26 CFR § 49.4264(e)-1 - Round trips.
(a)In general. For purposes of the regulations in this subpart, a round trip shall be considered to consist of two separate trips, i.e., one trip from the point of departure to the destination and a second trip in returning from the destination. A round trip includes certain journeys in which the same routing is not followed on the return trip from the destination to the point of departure as was taken on the going trip (sometimes referred to as “circle trips”). In the case of a cruise or tour (i.e., transportation to no set destination but with one or more intermediate stops en route) the point farthest from the point of departure will be regarded as the destination for purposes of applying the term “round trip”. If a cruise or tour ends at a point other than the one at which it began, the rules of “open jaw” transportation set forth in paragraph (b) of this section apply.
(b)Open jaw transportation.
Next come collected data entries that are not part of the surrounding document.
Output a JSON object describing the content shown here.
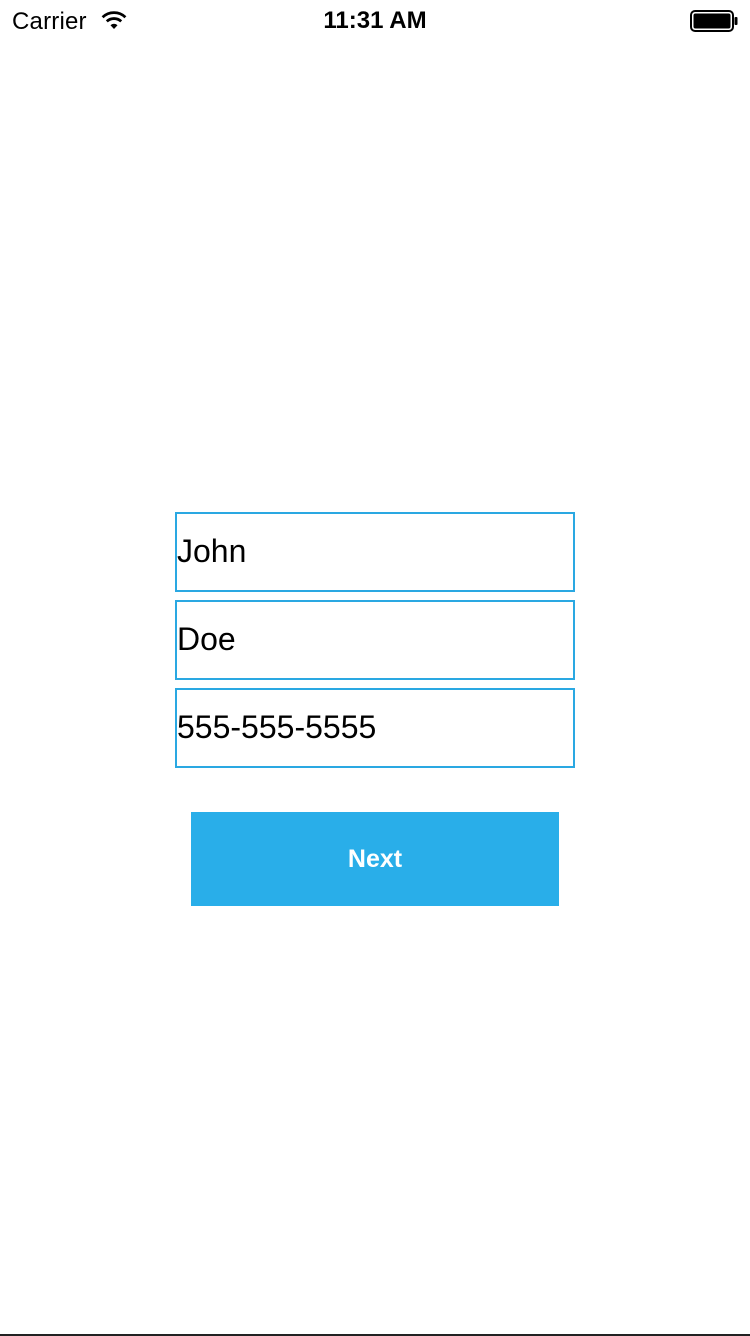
{
  "status_bar": {
    "carrier": "Carrier",
    "time": "11:31 AM",
    "wifi_icon": "wifi-icon",
    "battery_icon": "battery-full-icon"
  },
  "form": {
    "first_name": "John",
    "last_name": "Doe",
    "phone": "555-555-5555"
  },
  "next_button": {
    "label": "Next"
  },
  "colors": {
    "field_border": "#2aa8e2",
    "button_background": "#29aee9",
    "button_text": "#ffffff"
  }
}
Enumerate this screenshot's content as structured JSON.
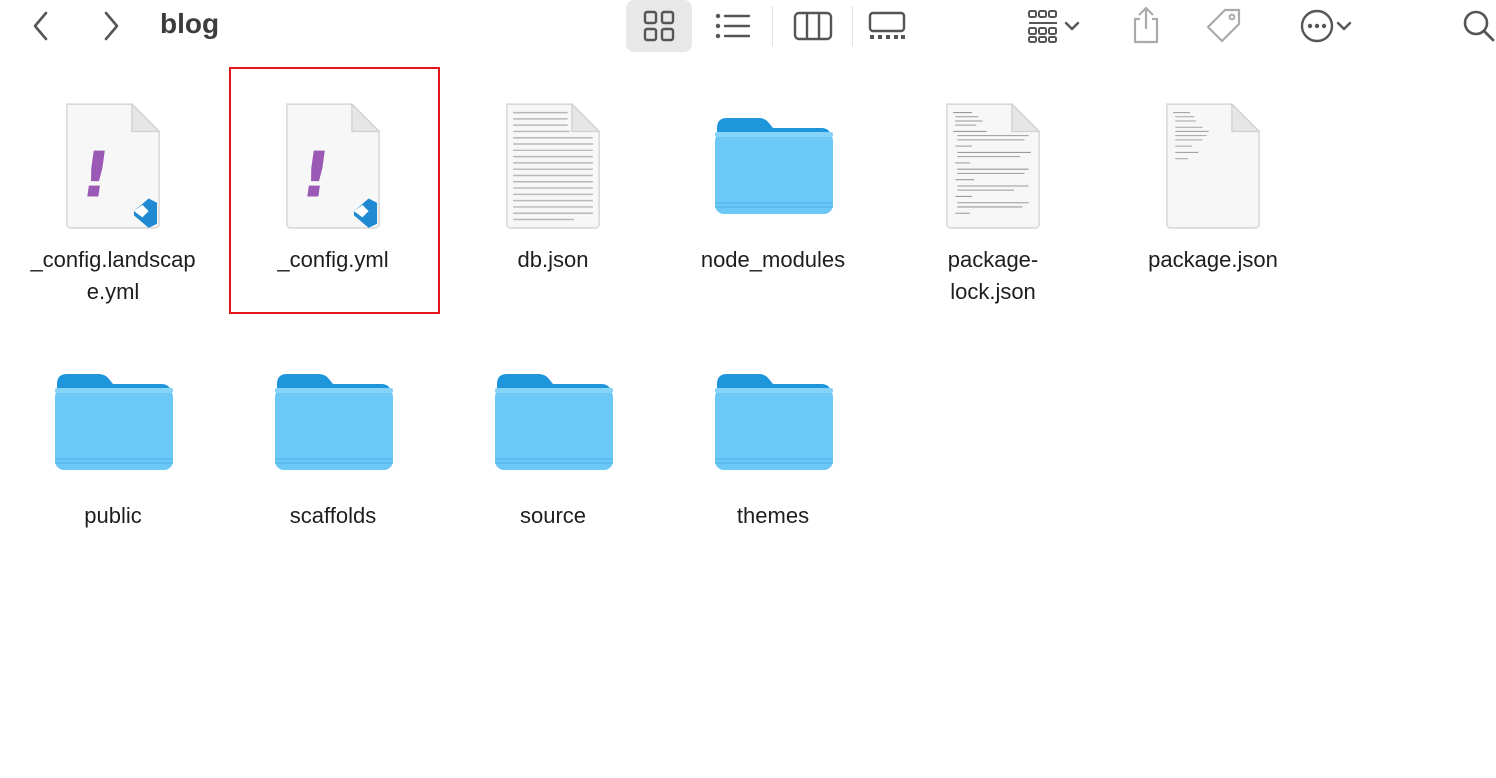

Transportation which qualifies under this paragraph as “open jaw” transportation will be treated in the same manner as a round trip. For purposes of the regulations in this subpart, “open jaw” transportation means (1) transportation from the point of departure to a specified destination and return from the specified destination to a point other than the original point of departure, or (2) transportation from the point of departure to a specified destination and return from a point other than the specified destination to the original point of departure, provided that where the points of the open jaw are within the continental United States or the 225-mile zone, the distance between the points of the open jaw does not exceed the distance of the shorter segment traveled. For example, a trip from New York to New Orleans via Panama would be considered as one trip from New York to Panama and separate trip from Panama to New Orleans, since the distance between the points of the open jaw (i.e., New York and New Orleans) is shorter than the distance between Panama and New Orleans (the shorter of the two segments traveled). Both trips would be nontaxable. On the other hand, transportation from New York to Miami via Bermuda does not qualify as “open jaw” transportation (since the points of the open jaw are in the United States and the distance between them is greater than the shorter segment traveled) and therefore would be considered a single trip from New York to Miami and would be taxable.